Alain (François Damiens) - Sous le vent des marquises
Alain (François Damiens) - Sous le vent des marquises ©Pan Distribution

Mais avec justesse et en jouant habilement sur la frontière entre fiction et réalité, Pierre Godeau choisit avec réussite de raconter l'histoire d'un acteur qui joue Jacques Brel, d'un père qui a longtemps fui sa paternité et de sa fille qui a tamisé ses rêves. Sous le vent des Marquises est ainsi un récit de réparation de défilements et de faux-semblants, au cadre classique, attendu mais appliqué, et qui se colle avec délicatesse à la présence diffuse de Jacques Brel.

À l'ombre de Brel

Alain (François Damiens), acteur belge célèbre, tourne un film sur Jacques Brel. Mais alors qu'il doit finir de tourner la séquence qui raconte son tout dernier concert, il saute dans la voiture du film et part. Souffrant d'un cancer à un stade encore précoce, il n'a pas beaucoup d'idées d'horizon mais il en a au moins une : retrouver sa fille, qu'il n'a pas vue depuis très longtemps.

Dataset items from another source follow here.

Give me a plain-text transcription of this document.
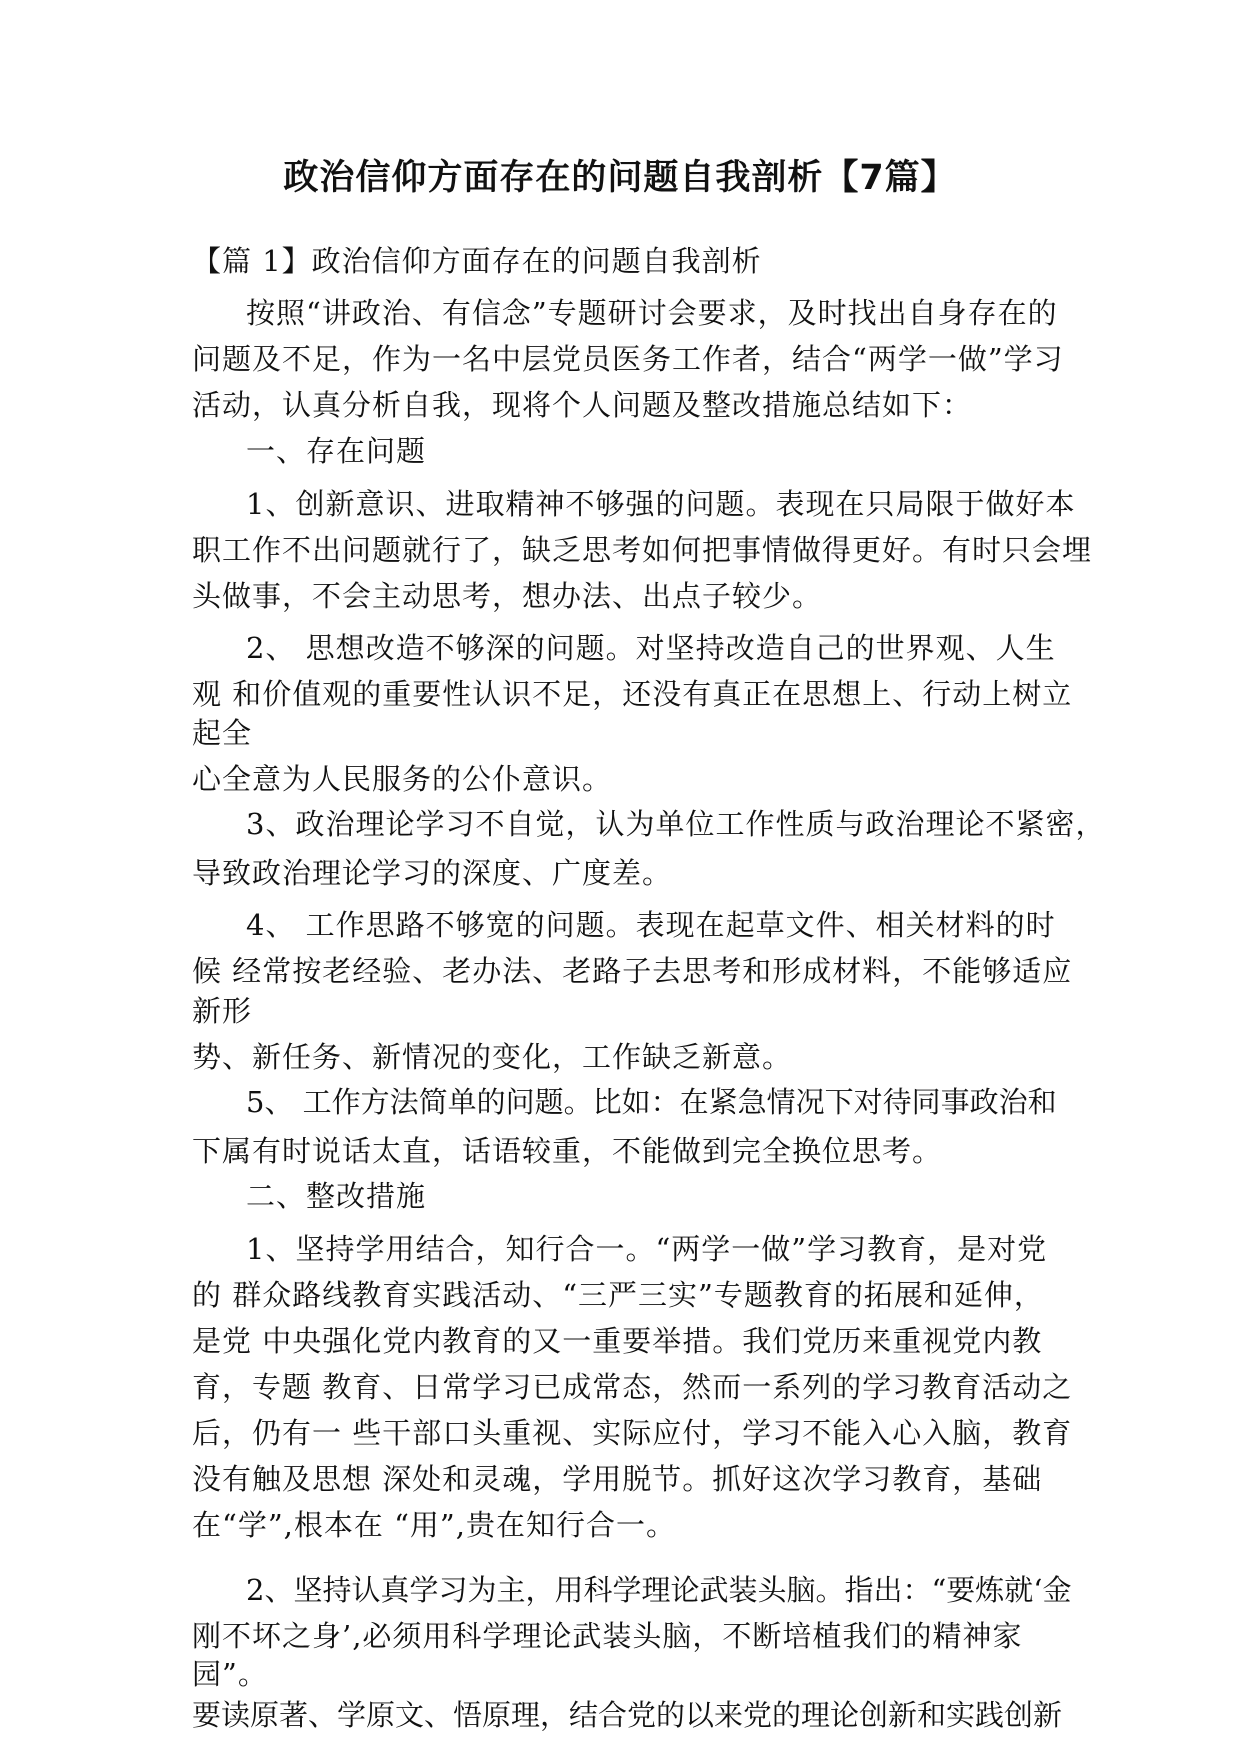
政治信仰方面存在的问题自我剖析【7篇】
【篇 1】政治信仰方面存在的问题自我剖析
按照“讲政治、有信念”专题研讨会要求，及时找出自身存在的
问题及不足，作为一名中层党员医务工作者，结合“两学一做”学习
活动，认真分析自我，现将个人问题及整改措施总结如下：
一、存在问题
1、创新意识、进取精神不够强的问题。表现在只局限于做好本
职工作不出问题就行了，缺乏思考如何把事情做得更好。有时只会埋
头做事，不会主动思考，想办法、出点子较少。
2、 思想改造不够深的问题。对坚持改造自己的世界观、人生
观 和价值观的重要性认识不足，还没有真正在思想上、行动上树立
起全
心全意为人民服务的公仆意识。
3、政治理论学习不自觉，认为单位工作性质与政治理论不紧密，
导致政治理论学习的深度、广度差。
4、 工作思路不够宽的问题。表现在起草文件、相关材料的时
候 经常按老经验、老办法、老路子去思考和形成材料，不能够适应
新形
势、新任务、新情况的变化，工作缺乏新意。
5、 工作方法简单的问题。比如：在紧急情况下对待同事政治和
下属有时说话太直，话语较重，不能做到完全换位思考。
二、整改措施
1、坚持学用结合，知行合一。“两学一做”学习教育，是对党
的 群众路线教育实践活动、“三严三实”专题教育的拓展和延伸，
是党 中央强化党内教育的又一重要举措。我们党历来重视党内教
育，专题 教育、日常学习已成常态，然而一系列的学习教育活动之
后，仍有一 些干部口头重视、实际应付，学习不能入心入脑，教育
没有触及思想 深处和灵魂，学用脱节。抓好这次学习教育，基础
在“学”,根本在 “用”,贵在知行合一。
2、坚持认真学习为主，用科学理论武装头脑。指出：“要炼就‘金
刚不坏之身’,必须用科学理论武装头脑，不断培植我们的精神家
园”。
要读原著、学原文、悟原理，结合党的以来党的理论创新和实践创新
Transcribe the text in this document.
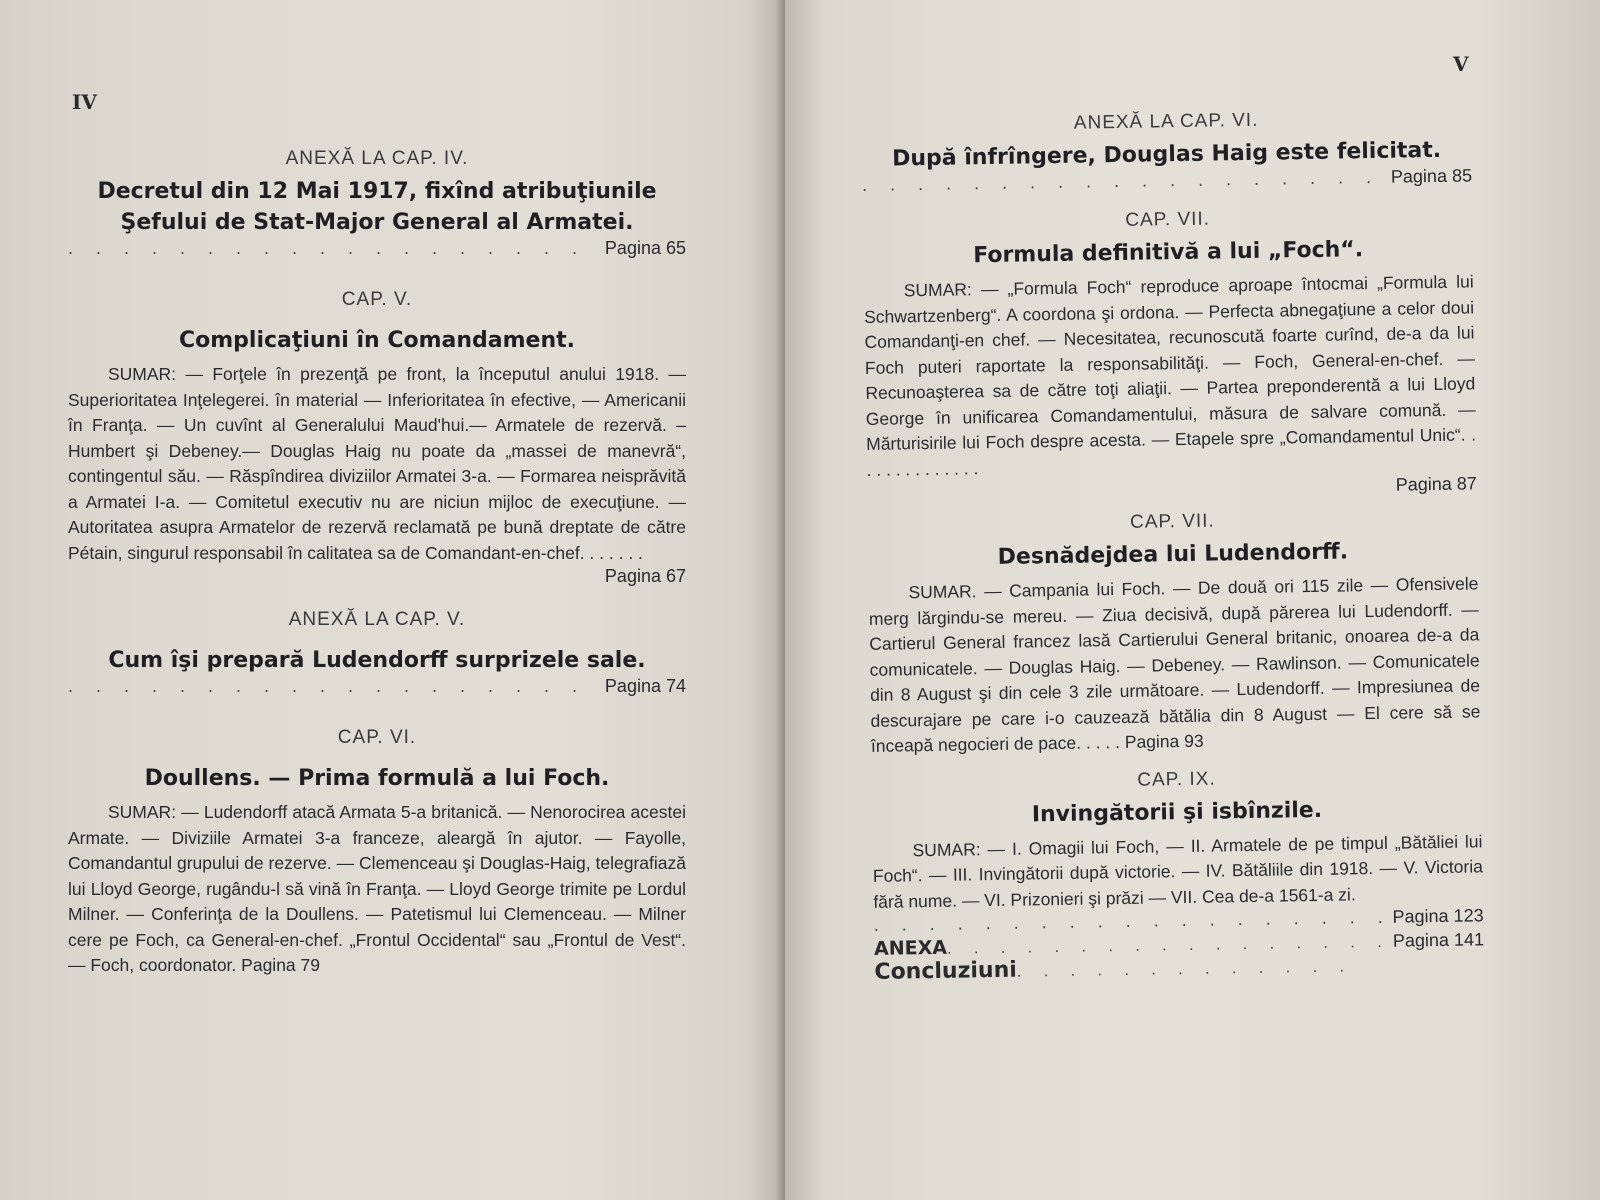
IV

ANEXĂ LA CAP. IV.

Decretul din 12 Mai 1917, fixînd atribuţiunile Şefului de Stat-Major General al Armatei.

. . .
Pagina 65

CAP. V.

Complicaţiuni în Comandament.

SUMAR: — Forţele în prezenţă pe front, la începutul anului 1918. — Superioritatea Inţelegerei. în material — Inferioritatea în efective, — Americanii în Franţa. — Un cuvînt al Generalului Maud'hui.— Armatele de rezervă. – Humbert şi Debeney.— Douglas Haig nu poate da „massei de manevră“, contingentul său. — Răspîndirea diviziilor Armatei 3-a. — Formarea neisprăvită a Armatei I-a. — Comitetul executiv nu are niciun mijloc de execuţiune. — Autoritatea asupra Armatelor de rezervă reclamată pe bună dreptate de către Pétain, singurul responsabil în calitatea sa de Comandant-en-chef. . . . . . .

Pagina 67

ANEXĂ LA CAP. V.

Cum îşi prepară Ludendorff surprizele sale.

. . .
Pagina 74

CAP. VI.

Doullens. — Prima formulă a lui Foch.

SUMAR: — Ludendorff atacă Armata 5-a britanică. — Nenorocirea acestei Armate. — Diviziile Armatei 3-a franceze, aleargă în ajutor. — Fayolle, Comandantul grupului de rezerve. — Clemenceau şi Douglas-Haig, telegrafiază lui Lloyd George, rugându-l să vină în Franţa. — Lloyd George trimite pe Lordul Milner. — Conferinţa de la Doullens. — Patetismul lui Clemenceau. — Milner cere pe Foch, ca General-en-chef. „Frontul Occidental“ sau „Frontul de Vest“. — Foch, coordonator. Pagina 79

V

ANEXĂ LA CAP. VI.

După înfrîngere, Douglas Haig este felicitat.

. . .
Pagina 85

CAP. VII.

Formula definitivă a lui „Foch“.

SUMAR: — „Formula Foch“ reproduce aproape întocmai „Formula lui Schwartzenberg“. A coordona şi ordona. — Perfecta abnegaţiune a celor doui Comandanţi-en chef. — Necesitatea, recunoscută foarte curînd, de-a da lui Foch puteri raportate la responsabilităţi. — Foch, General-en-chef. — Recunoaşterea sa de către toţi aliaţii. — Partea preponderentă a lui Lloyd George în unificarea Comandamentului, măsura de salvare comună. — Mărturisirile lui Foch despre acesta. — Etapele spre „Comandamentul Unic“. . . . . . . . . . . . . .

Pagina 87

CAP. VII.

Desnădejdea lui Ludendorff.

SUMAR. — Campania lui Foch. — De două ori 115 zile — Ofensivele merg lărgindu-se mereu. — Ziua decisivă, după părerea lui Ludendorff. — Cartierul General francez lasă Cartierului General britanic, onoarea de-a da comunicatele. — Douglas Haig. — Debeney. — Rawlinson. — Comunicatele din 8 August şi din cele 3 zile următoare. — Ludendorff. — Impresiunea de descurajare pe care i-o cauzează bătălia din 8 August — El cere să se înceapă negocieri de pace. . . . . Pagina 93

CAP. IX.

Invingătorii şi isbînzile.

SUMAR: — I. Omagii lui Foch, — II. Armatele de pe timpul „Bătăliei lui Foch“. — III. Invingătorii după victorie. — IV. Bătăliile din 1918. — V. Victoria fără nume. — VI. Prizonieri şi prăzi — VII. Cea de-a 1561-a zi.

. . .
Pagina 123
ANEXA
. . .	Pagina 141
Concluziuni
. . .
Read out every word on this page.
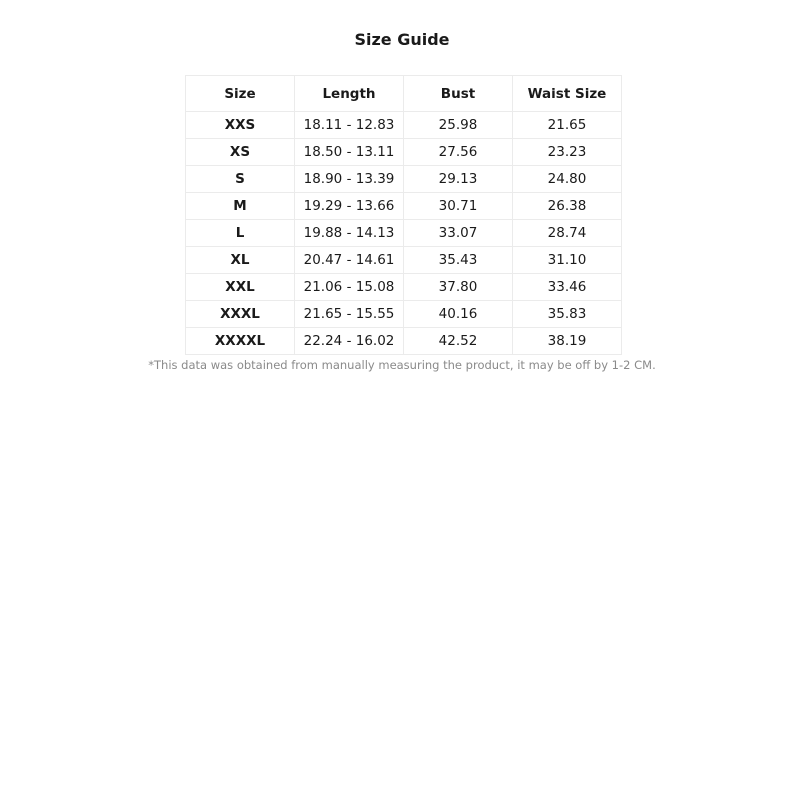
Size Guide
Size	Length	Bust	Waist Size
XXS	18.11 - 12.83	25.98	21.65
XS	18.50 - 13.11	27.56	23.23
S	18.90 - 13.39	29.13	24.80
M	19.29 - 13.66	30.71	26.38
L	19.88 - 14.13	33.07	28.74
XL	20.47 - 14.61	35.43	31.10
XXL	21.06 - 15.08	37.80	33.46
XXXL	21.65 - 15.55	40.16	35.83
XXXXL	22.24 - 16.02	42.52	38.19
*This data was obtained from manually measuring the product, it may be off by 1-2 CM.
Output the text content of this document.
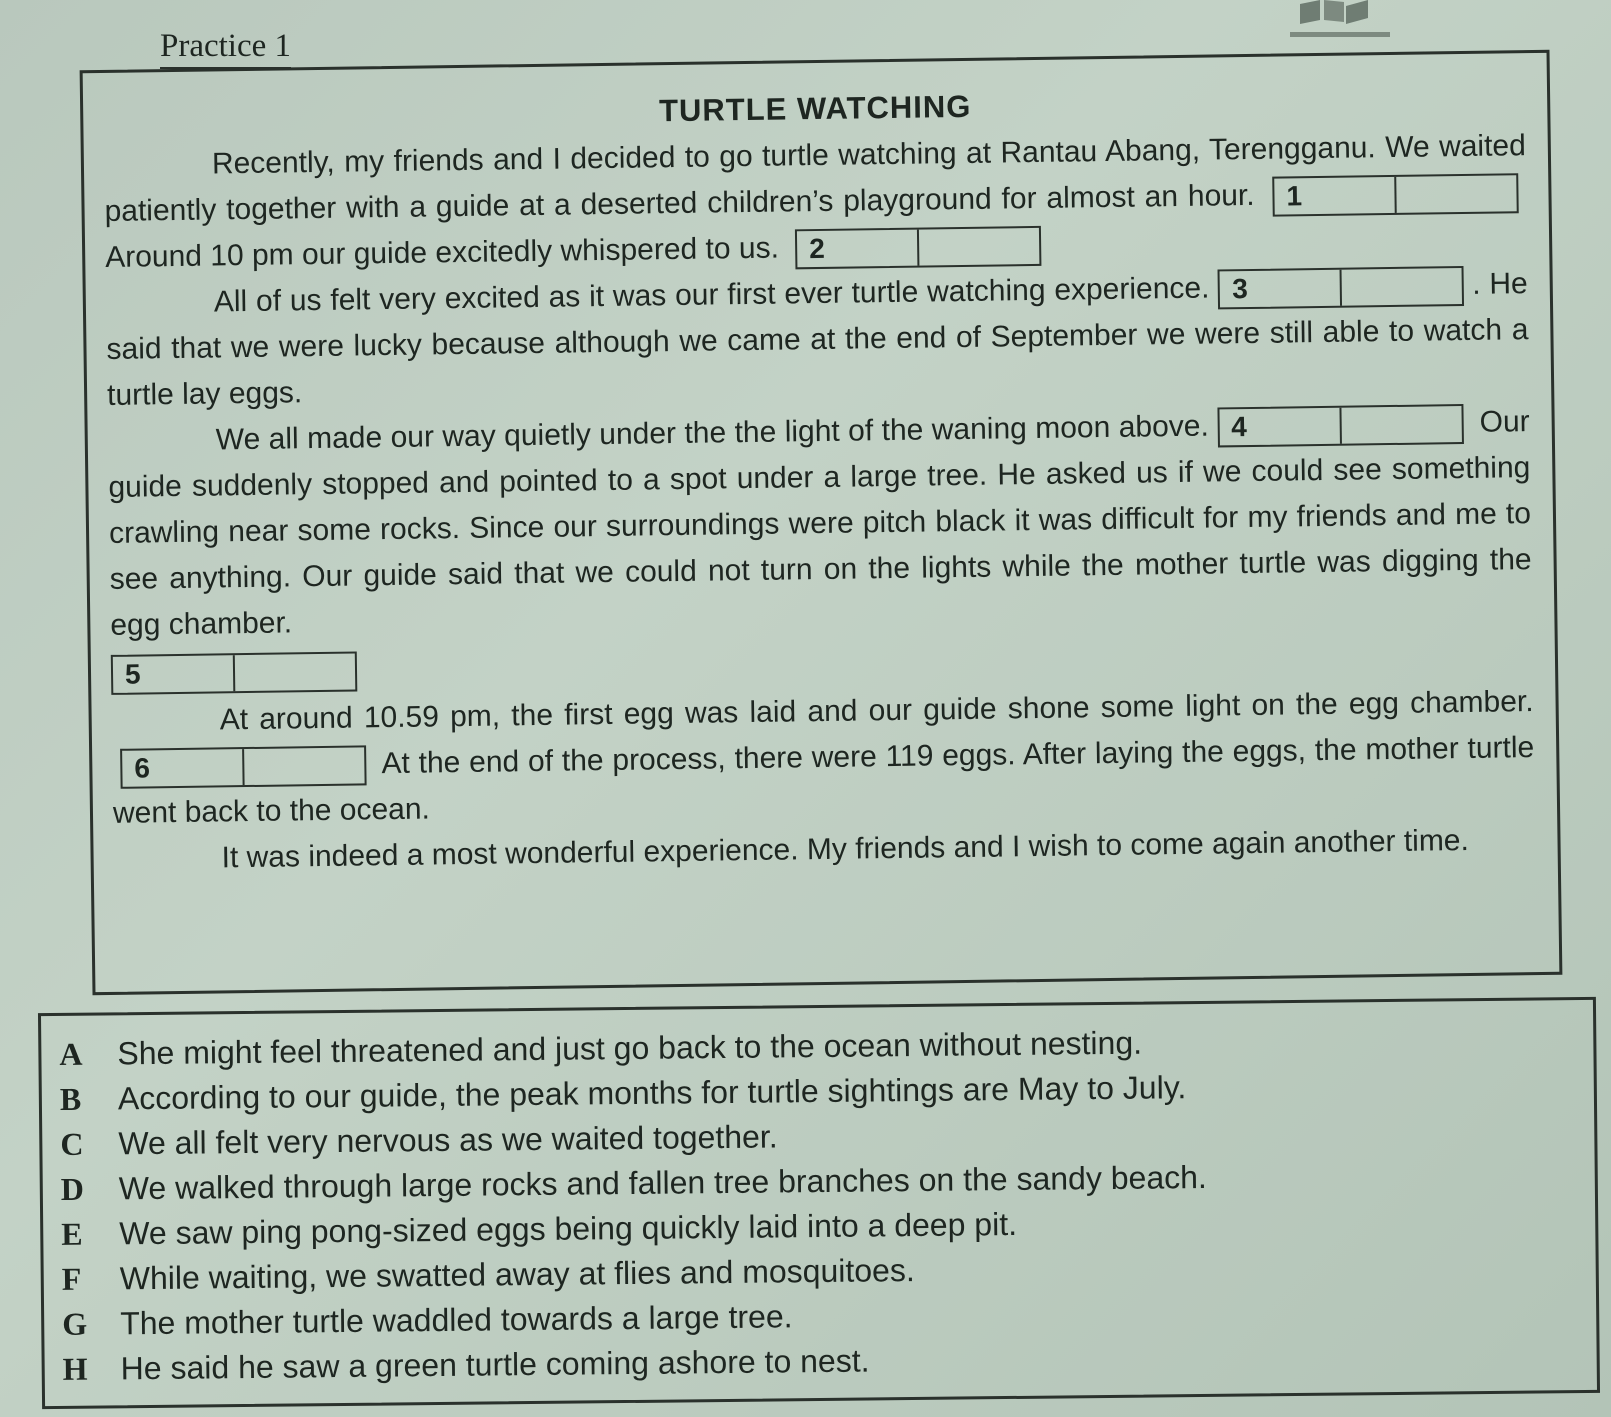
Practice 1
TURTLE WATCHING
Recently, my friends and I decided to go turtle watching at Rantau Abang, Terengganu. We waited patiently together with a guide at a deserted children’s playground for almost an hour.	1
Around 10 pm our guide excitedly whispered to us.	2
All of us felt very excited as it was our first ever turtle watching experience. 3	. He said that we were lucky because although we came at the end of September we were still able to watch a turtle lay eggs.
We all made our way quietly under the the light of the waning moon above. 4	Our guide suddenly stopped and pointed to a spot under a large tree. He asked us if we could see something crawling near some rocks. Since our surroundings were pitch black it was difficult for my friends and me to see anything. Our guide said that we could not turn on the lights while the mother turtle was digging the egg chamber.
5
At around 10.59 pm, the first egg was laid and our guide shone some light on the egg chamber.
6	At the end of the process, there were 119 eggs. After laying the eggs, the mother turtle went back to the ocean.
It was indeed a most wonderful experience. My friends and I wish to come again another time.
A	She might feel threatened and just go back to the ocean without nesting.
B	According to our guide, the peak months for turtle sightings are May to July.
C	We all felt very nervous as we waited together.
D	We walked through large rocks and fallen tree branches on the sandy beach.
E	We saw ping pong-sized eggs being quickly laid into a deep pit.
F	While waiting, we swatted away at flies and mosquitoes.
G	The mother turtle waddled towards a large tree.
H	He said he saw a green turtle coming ashore to nest.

Sous le vent des marquises
Sous le vent des marquises ©Pan Distribution

Celle-ci, Lou (Salomé Dewaels) qui habite avec sa mère sur une île bretonne, vit un quotidien simple et en apparence apaisé. Elle n'attend pas son père, ou alors plus vraiment, et leurs retrouvailles vont être difficiles. Elle lui en veut de ces années d'absence, et il lui a manqué autant qu'elle l'a admiré par écrans interposés.

François Damiens exceptionnel

Incarner Jacques Brel ? Non. Le chanter ? Sûrement pas. Incarner un acteur qui incarne Jacques Brel ? Oui. C'était sans doute la meilleure manière, la seule, pour le grand acteur belge François Damiens d'aborder un peu cet artiste avec respect mais néanmoins ambition, et finalement réussite.

Il y a la perruque, un dentier, François Damiens ne ressemble toujours pas à Jacques Brel, et c'est volontaire. En effet, tout l'enjeu est en réalité de quitter Jacques Brel, le film qu'il tourne, la pression et la célébrité, sa figure écrasante et tout ce qu'elle représente, une cette chimère aux mille visages qu'Alain s'est perdu à poursuivre.

Sous le vent des marquises
Sous le vent des marquises ©Pan Distribution

On devine néanmoins clairement qu'au jeu de l'imitation François Damiens a de sérieux atouts. On peut ainsi entendre parfaitement la voix du chanteur belge dans ses accents, son ton, sa formulation. Mais l'histoire est d'abord celle d'Alain, un acteur en plein doute et un homme qui redevient père.

Entre Jacques Brel, Alain et François Damiens se crée ainsi un personnage très touchant, un pied dans la réalité et l'autre dans la fiction, qu'incarne l'acteur sur une note mélancolique et intérieure idéale, une facette de son jeu connue mais que très peu de réalisateurs ont réussi jusque-là à inscrire pleinement dans un film

Le mérite en revient au partie à la performance au diapason de Salomé Dewaels, dont le personnage va remuer son père et trouver la force de déclencher avec lui un dialogue. À partir de là, les deux comédiens emmènent le film vers quelques séquence oniriques, comme si l'écriture qui se retenait de trop invoquer la figure de Jacques Brel se craquelait face à leur assaut de sincérité.

Alors, d'abord comme timide à aborder ses thèmes, Jacques Brel, le cinéma, la filiation, l'absence de dialogue, Sous le vent des Marquises et ses personnages se libèrent enfin avec grâce.

Sous le vent des Marquises de Pierre Godeau, en salles le 31 janvier 2024. Ci-dessus la bande-annonce. Retrouvez ici toutes nos bandes-annonces.

Conclusion

Note de la rédaction

"Sous le vent des marquises" ne révolutionne pas le genre du mélodrame familial mais séduit largement par les performances de François Damiens et Salomé Dewaels, ainsi que par son récit qui mêle avec pudeur l'intime à la grande figure de Jacques Brel. À voir.